Jean-François Gosselin souligne ce défi. « Il existe une hiérarchie, explique-t-il, la campagne est orientée vers les chefs, mais on est tous fiers de nos équipes respectives et on veut les mettre de l’avant. »

La question de la transparence et de l’accès à l’information

Ce sujet a permis à plusieurs de se vider le coeur concernant « la difficulté d’accéder à l’information et le manque de transparence » qu’ils ont constaté pendant l’administration de Régis Labeaume.

Sa dauphine soutient qu’elle a « tendance à penser qu’à Québec, il est facile d’avoir de l’information ».

Bruno Marchand affirme qu’il n’est pas d’accord avec Madame Savard et qu’il y a « beaucoup de place pour plus de transparence ». Il souhaite que les données soient plus ouvertes et digestibles. « En ce moment c’est compliqué avec la Ville, soutient-il, la démocratie en souffre et la corruption est plus grande. Un politicien doit servir l’institution. »

Jean-François Gosselin va plus loin en disant que « la transparence avec l’administration sortante est un désastre ». Il souhaite que les informations concernant les dépenses des élus deviennent facilement accessibles. « Il faut qu’il y ait une transparence totale en démocratie, affirme-t-il, puisque c’est l’argent des citoyens qu’on dépense. » 

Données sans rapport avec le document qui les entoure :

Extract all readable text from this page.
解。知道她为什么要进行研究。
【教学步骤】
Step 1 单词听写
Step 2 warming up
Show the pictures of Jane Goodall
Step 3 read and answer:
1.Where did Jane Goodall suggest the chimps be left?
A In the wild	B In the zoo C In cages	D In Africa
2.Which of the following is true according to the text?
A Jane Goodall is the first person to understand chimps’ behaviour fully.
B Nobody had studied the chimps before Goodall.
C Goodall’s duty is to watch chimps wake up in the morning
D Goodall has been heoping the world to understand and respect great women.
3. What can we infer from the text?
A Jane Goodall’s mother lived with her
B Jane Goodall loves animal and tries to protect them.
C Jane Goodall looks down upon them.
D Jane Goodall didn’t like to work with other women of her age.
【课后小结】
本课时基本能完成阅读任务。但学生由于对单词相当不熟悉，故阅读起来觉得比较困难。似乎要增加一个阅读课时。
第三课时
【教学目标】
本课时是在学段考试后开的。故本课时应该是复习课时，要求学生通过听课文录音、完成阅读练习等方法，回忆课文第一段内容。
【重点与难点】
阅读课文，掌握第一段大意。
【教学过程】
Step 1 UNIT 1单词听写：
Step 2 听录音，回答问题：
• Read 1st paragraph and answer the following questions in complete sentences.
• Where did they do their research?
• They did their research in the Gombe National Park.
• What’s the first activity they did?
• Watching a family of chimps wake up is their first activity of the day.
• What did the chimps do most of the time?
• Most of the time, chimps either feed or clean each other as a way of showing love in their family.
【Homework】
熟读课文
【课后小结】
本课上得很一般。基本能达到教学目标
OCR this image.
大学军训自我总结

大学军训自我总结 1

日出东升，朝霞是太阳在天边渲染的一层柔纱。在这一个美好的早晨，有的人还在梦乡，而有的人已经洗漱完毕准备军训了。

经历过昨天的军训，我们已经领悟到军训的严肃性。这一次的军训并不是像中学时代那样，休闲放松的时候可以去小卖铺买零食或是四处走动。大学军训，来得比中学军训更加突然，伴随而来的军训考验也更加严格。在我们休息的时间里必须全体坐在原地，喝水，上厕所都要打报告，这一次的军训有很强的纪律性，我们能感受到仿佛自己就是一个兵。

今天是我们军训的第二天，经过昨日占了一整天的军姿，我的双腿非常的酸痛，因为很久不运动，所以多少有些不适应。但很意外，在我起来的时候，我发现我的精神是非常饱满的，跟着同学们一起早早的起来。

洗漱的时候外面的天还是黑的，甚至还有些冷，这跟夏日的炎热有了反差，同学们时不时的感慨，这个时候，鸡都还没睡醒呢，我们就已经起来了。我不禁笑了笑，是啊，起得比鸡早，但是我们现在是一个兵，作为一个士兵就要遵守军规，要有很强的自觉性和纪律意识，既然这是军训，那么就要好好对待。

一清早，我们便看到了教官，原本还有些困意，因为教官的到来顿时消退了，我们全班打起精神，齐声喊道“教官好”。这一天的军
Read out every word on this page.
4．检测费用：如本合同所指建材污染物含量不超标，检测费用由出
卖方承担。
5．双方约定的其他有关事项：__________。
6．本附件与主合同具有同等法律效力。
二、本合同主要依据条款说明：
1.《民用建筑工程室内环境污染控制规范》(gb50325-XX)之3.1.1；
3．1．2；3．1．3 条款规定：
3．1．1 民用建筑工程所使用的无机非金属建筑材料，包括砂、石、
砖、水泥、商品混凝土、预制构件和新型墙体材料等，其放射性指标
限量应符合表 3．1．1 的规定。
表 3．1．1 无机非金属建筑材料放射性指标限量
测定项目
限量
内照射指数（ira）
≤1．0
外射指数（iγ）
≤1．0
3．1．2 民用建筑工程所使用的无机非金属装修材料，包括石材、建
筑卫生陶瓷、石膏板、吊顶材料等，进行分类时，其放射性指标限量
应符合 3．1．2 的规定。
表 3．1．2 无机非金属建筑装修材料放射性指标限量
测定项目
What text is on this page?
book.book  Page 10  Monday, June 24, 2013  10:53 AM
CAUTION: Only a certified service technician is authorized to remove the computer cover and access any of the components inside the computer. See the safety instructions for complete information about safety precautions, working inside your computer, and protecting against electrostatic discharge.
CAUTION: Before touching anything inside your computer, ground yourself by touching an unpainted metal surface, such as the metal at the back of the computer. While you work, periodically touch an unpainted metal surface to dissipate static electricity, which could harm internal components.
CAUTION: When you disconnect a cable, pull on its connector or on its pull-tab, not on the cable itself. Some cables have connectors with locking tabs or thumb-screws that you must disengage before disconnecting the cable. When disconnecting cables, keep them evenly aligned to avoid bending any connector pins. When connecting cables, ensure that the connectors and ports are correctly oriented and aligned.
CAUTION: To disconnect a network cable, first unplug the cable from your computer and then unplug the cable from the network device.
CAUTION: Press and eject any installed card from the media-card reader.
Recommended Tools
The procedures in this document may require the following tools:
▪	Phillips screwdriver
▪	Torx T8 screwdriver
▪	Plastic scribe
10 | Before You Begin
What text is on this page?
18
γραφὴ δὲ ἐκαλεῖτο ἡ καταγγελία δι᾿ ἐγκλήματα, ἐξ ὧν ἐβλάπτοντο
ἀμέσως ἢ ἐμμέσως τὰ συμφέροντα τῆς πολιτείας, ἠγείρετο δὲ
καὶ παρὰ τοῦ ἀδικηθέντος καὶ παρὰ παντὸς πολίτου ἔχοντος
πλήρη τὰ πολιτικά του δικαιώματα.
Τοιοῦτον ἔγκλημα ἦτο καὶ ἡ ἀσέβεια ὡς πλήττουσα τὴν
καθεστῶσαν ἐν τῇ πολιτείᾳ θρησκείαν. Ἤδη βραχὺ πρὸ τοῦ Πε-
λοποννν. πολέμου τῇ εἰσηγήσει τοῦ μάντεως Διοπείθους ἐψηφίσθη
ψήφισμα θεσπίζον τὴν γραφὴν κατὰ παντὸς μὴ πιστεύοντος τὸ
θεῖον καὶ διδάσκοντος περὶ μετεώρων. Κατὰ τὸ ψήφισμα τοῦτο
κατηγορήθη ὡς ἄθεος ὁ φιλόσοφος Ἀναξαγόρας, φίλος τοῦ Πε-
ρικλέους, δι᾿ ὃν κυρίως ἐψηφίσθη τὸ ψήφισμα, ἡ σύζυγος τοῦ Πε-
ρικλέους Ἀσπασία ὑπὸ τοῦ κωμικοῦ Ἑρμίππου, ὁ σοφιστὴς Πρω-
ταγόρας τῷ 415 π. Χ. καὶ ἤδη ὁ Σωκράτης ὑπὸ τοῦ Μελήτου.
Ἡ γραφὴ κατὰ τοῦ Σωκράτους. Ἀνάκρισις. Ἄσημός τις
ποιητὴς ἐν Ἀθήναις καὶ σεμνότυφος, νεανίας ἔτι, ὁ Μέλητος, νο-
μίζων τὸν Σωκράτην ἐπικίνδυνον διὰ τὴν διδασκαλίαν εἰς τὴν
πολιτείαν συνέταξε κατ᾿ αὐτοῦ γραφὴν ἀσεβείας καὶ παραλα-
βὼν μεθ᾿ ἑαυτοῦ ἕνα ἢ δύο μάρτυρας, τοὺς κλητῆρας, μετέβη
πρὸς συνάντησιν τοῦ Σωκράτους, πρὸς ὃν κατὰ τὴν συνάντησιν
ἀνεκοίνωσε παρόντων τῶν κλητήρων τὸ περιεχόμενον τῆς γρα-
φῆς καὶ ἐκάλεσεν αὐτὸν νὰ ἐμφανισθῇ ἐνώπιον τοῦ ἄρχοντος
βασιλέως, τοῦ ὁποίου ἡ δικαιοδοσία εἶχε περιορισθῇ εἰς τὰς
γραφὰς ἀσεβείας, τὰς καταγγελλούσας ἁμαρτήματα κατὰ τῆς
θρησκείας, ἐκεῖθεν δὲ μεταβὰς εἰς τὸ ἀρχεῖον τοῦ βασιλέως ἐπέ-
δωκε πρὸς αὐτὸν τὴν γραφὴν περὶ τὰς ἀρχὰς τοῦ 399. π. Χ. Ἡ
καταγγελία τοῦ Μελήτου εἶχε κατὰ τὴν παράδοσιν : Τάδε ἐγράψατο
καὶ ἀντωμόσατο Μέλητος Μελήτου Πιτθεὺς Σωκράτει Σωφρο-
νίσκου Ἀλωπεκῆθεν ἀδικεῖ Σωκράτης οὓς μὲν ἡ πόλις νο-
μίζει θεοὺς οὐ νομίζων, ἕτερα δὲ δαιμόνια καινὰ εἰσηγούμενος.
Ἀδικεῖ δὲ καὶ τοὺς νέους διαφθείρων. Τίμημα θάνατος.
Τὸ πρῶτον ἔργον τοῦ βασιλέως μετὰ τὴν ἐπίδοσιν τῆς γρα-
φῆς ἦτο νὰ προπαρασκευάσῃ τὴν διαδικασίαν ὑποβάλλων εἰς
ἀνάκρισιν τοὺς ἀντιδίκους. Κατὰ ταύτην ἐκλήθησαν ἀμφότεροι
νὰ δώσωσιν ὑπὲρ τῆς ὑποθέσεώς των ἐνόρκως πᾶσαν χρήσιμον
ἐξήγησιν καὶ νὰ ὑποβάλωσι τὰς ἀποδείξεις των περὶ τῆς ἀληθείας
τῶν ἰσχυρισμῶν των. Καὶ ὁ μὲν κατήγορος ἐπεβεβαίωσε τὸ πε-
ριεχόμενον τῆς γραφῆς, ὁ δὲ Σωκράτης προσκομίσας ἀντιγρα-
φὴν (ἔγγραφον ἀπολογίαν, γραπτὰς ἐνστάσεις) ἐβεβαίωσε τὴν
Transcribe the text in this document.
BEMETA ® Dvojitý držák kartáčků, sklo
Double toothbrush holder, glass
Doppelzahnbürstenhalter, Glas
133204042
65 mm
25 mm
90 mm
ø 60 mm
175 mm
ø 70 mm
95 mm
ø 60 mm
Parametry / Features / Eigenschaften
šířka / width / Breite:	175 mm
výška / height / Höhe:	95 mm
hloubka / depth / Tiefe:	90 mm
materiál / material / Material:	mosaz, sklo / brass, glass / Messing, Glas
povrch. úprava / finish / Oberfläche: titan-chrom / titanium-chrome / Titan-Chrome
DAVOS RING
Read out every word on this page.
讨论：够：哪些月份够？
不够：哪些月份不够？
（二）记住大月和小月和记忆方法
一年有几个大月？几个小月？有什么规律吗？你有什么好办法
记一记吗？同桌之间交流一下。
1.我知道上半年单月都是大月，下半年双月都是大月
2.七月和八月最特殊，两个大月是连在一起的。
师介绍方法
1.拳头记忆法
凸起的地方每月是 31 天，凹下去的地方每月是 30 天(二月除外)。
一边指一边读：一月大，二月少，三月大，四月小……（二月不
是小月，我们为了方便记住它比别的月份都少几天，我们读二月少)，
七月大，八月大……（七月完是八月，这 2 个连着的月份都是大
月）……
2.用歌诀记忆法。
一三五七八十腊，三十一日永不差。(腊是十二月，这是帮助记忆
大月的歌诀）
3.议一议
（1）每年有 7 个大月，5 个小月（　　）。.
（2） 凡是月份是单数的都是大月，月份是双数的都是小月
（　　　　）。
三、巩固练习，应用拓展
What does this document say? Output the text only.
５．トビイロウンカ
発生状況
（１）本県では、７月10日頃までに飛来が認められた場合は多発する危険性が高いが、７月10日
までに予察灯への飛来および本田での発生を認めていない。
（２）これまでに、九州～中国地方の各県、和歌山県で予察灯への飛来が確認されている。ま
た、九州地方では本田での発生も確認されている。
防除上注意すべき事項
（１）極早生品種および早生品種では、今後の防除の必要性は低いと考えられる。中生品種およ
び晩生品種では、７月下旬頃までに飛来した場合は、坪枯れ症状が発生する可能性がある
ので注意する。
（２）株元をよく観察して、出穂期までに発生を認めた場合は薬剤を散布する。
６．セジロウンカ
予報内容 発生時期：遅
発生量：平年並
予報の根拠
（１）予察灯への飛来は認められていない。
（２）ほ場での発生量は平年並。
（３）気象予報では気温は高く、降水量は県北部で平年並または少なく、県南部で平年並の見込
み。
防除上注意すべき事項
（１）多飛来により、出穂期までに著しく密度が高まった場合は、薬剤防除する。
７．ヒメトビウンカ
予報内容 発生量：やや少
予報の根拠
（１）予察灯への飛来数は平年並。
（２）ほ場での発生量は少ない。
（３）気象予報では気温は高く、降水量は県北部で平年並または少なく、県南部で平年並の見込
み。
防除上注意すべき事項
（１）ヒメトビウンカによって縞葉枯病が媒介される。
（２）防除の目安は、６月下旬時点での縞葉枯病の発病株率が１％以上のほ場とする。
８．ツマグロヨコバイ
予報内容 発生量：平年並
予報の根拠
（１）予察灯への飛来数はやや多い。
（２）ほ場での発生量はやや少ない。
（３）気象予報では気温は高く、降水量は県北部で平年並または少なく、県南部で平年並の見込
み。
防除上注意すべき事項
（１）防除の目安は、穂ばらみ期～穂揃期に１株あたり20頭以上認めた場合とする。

Dans le même sens, Jackie Smith présente certains critères qu’elle imposerait à son parti, comme de rendre publique les séances pour préparer les budgets et d’instaurer un bureau de consultation publique indépendant.

Jean Rousseau ajoute que « tout est à changer » et cite des exemples problématiques auxquels il a été confronté, comme la difficulté d’accéder à des informations concernant le tramway. Il s’oppose à ce qu’il qualifie d’une « culture du secret ».